A plea for the real estate industry to learn lessons from recent challenges. Fears that the rating system may not be fit for purpose. And moans about Marble Arch. Sound familiar?
Back in 1953, as the country was preparing for the coronation of Queen Elizabeth II, Estates Gazette, as it was then known, invited industry leaders to pen a series of coronation messages to readers.
As celebrations begin for the Queen’s Platinum Jubilee, revisiting those pages underscores how many of the challenges faced by the sector remain seven decades on – but it also highlights a steadfast belief in the industry’s ability to navigate difficult roads that should inspire readers today too.
Read more from the Estates Gazette coronation issue >>
George Arnold Coombe, then the newly installed president of the RICS, wrote of his hopes that the coronation would mark “the beginning of a reign full of hope and promise, and also, we may pray, the end of eight troublesome post-war years of readjustment”.
One hundred years earlier, Coombe wrote, when Queen Victoria had taken the throne, the country entered “an era more pregnant with possibilities for the profession than any other before or since”.
“Perhaps a hundred years hence, our descendants may reflect that, in this mid-twentieth century, there were equal opportunities for the profession,” he said. “May they also be able to say that we were not unprepared.”
The industry faced “many problems”, Coombe acknowledged, offering a checklist that will resonate with readers in 2022, including a rating system that could need review, rent restriction that “cries out for modification” and inquests on the leasehold system that “cast a cloud over property transactions”.

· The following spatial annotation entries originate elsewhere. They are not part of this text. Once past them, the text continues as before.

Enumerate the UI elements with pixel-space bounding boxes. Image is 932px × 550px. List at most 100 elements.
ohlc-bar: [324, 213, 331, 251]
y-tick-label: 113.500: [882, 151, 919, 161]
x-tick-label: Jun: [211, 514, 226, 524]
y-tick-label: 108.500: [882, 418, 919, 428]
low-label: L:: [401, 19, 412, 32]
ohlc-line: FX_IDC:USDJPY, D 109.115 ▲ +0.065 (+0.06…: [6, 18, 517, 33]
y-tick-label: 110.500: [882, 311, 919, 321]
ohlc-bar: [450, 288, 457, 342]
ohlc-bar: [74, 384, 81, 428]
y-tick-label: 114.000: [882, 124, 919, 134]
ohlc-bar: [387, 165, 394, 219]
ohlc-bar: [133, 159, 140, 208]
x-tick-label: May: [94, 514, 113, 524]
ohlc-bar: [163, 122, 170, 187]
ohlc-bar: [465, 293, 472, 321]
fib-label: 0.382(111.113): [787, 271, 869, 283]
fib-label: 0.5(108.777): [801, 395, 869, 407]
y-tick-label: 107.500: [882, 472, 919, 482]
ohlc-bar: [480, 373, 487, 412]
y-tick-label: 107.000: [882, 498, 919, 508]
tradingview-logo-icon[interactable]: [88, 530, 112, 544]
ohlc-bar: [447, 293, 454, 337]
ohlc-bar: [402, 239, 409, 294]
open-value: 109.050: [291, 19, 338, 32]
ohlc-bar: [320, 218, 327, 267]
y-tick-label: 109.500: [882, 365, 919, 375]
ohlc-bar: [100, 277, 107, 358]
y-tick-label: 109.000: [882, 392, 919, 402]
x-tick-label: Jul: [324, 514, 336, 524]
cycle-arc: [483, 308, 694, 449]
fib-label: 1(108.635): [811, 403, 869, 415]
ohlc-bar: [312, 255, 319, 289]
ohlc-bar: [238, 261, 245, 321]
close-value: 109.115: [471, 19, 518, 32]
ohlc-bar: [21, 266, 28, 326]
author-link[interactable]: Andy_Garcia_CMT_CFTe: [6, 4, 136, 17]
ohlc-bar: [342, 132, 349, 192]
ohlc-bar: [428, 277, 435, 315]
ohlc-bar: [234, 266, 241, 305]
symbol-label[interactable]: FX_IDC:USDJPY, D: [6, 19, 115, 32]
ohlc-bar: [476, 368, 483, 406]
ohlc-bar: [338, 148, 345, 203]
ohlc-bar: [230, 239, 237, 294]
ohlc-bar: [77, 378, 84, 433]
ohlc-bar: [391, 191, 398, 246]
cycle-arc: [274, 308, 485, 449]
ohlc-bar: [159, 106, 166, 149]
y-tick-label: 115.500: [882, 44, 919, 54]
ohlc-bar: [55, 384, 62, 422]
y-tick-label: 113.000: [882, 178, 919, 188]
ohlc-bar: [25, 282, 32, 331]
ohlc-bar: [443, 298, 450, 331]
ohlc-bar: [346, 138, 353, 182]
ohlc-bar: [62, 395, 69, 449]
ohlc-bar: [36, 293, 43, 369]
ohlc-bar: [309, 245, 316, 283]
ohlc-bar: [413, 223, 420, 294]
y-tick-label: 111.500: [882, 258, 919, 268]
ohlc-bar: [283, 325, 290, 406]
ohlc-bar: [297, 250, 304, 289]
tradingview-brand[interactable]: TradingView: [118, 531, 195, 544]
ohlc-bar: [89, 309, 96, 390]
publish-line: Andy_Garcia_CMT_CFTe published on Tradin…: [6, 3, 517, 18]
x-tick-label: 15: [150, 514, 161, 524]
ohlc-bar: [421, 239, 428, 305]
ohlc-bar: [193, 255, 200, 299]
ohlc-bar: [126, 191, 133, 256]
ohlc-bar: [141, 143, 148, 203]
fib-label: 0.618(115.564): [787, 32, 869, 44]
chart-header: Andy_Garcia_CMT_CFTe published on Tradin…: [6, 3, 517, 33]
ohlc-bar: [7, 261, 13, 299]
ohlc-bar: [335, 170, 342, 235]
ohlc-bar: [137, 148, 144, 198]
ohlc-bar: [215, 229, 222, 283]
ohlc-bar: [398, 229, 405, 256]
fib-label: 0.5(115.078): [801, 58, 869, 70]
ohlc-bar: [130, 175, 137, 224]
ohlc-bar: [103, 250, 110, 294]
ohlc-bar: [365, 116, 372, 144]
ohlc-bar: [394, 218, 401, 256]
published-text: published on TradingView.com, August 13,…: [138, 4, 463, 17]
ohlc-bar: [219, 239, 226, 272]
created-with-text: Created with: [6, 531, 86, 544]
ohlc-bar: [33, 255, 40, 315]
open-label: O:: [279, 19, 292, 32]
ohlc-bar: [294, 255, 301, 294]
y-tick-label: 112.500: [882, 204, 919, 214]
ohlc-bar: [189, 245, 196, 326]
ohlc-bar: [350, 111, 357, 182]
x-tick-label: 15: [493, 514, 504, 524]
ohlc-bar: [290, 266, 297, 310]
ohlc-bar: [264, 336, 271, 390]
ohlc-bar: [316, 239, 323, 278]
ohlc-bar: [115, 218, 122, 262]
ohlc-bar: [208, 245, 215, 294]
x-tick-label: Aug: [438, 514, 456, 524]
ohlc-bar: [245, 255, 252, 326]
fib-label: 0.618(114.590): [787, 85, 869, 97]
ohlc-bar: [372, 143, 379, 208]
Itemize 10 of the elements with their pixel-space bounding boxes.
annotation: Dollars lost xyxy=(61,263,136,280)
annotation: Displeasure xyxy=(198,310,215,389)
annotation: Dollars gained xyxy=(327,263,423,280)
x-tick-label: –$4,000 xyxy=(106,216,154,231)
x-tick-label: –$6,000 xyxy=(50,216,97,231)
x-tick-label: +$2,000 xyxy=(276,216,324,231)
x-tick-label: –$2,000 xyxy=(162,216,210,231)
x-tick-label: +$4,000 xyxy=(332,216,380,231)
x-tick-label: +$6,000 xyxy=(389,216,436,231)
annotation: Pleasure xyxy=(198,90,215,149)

“But the challenge will be met,” he added. “Men and women are available not only to devise solutions to our problems, but perhaps more important, to carry them into effect.”
Granville Morris, president of the Incorporated Society of Auctioneers and Landed Property Agents, sounded an equally optimistic but measured tone, describing the coronation as “a time for great rejoicing in many lands throughout the world” but also “an occasion for quiet reflection and an opportunity for us to learn from the events of the past”.
Morris pointed to a speech made by the then-Princess Elizabeth on her 21st birthday, in which she said her life would be “devoted to your service” but added that “I shall not have the strength to carry out this resolution unless you join in it with me”.
“That call to service and cooperation is one which can and should inspire us in our great profession,” Morris wrote. “We can look back with pride on what has been achieved but our task is not yet complete and we must not seek to rest upon the memory of past successes.”
Yet another rallying cry came from Myles Francis, president of the Chartered Auctioneers’ and Estate Agents’ Institute.
“I call on those who look to the [institute] for leadership to take the coronation as an occasion for reflecting on the influence their work can have on the health, prosperity and happiness of their fellow citizens,” Francis wrote. “Rightly conceived and rightly executed, the labours of this profession can greatly help to make the reign of Her Gracious Majesty Queen Elizabeth II outstanding in the annals of the British race.”
Elsewhere, in the “Topics of the Day” section, Marble Arch came in for criticism as a site long “identified with frustration and unfulfilled hope”. Estates Gazette quoted W.W. Hutchings, author of London Town Past and Present, describing the arch as having “no beauty, either of proportion or of ornamentation”, and as “a monument of extravagant folly”. Today’s critics of the doomed Marble Arch Mound will sympathise with those views.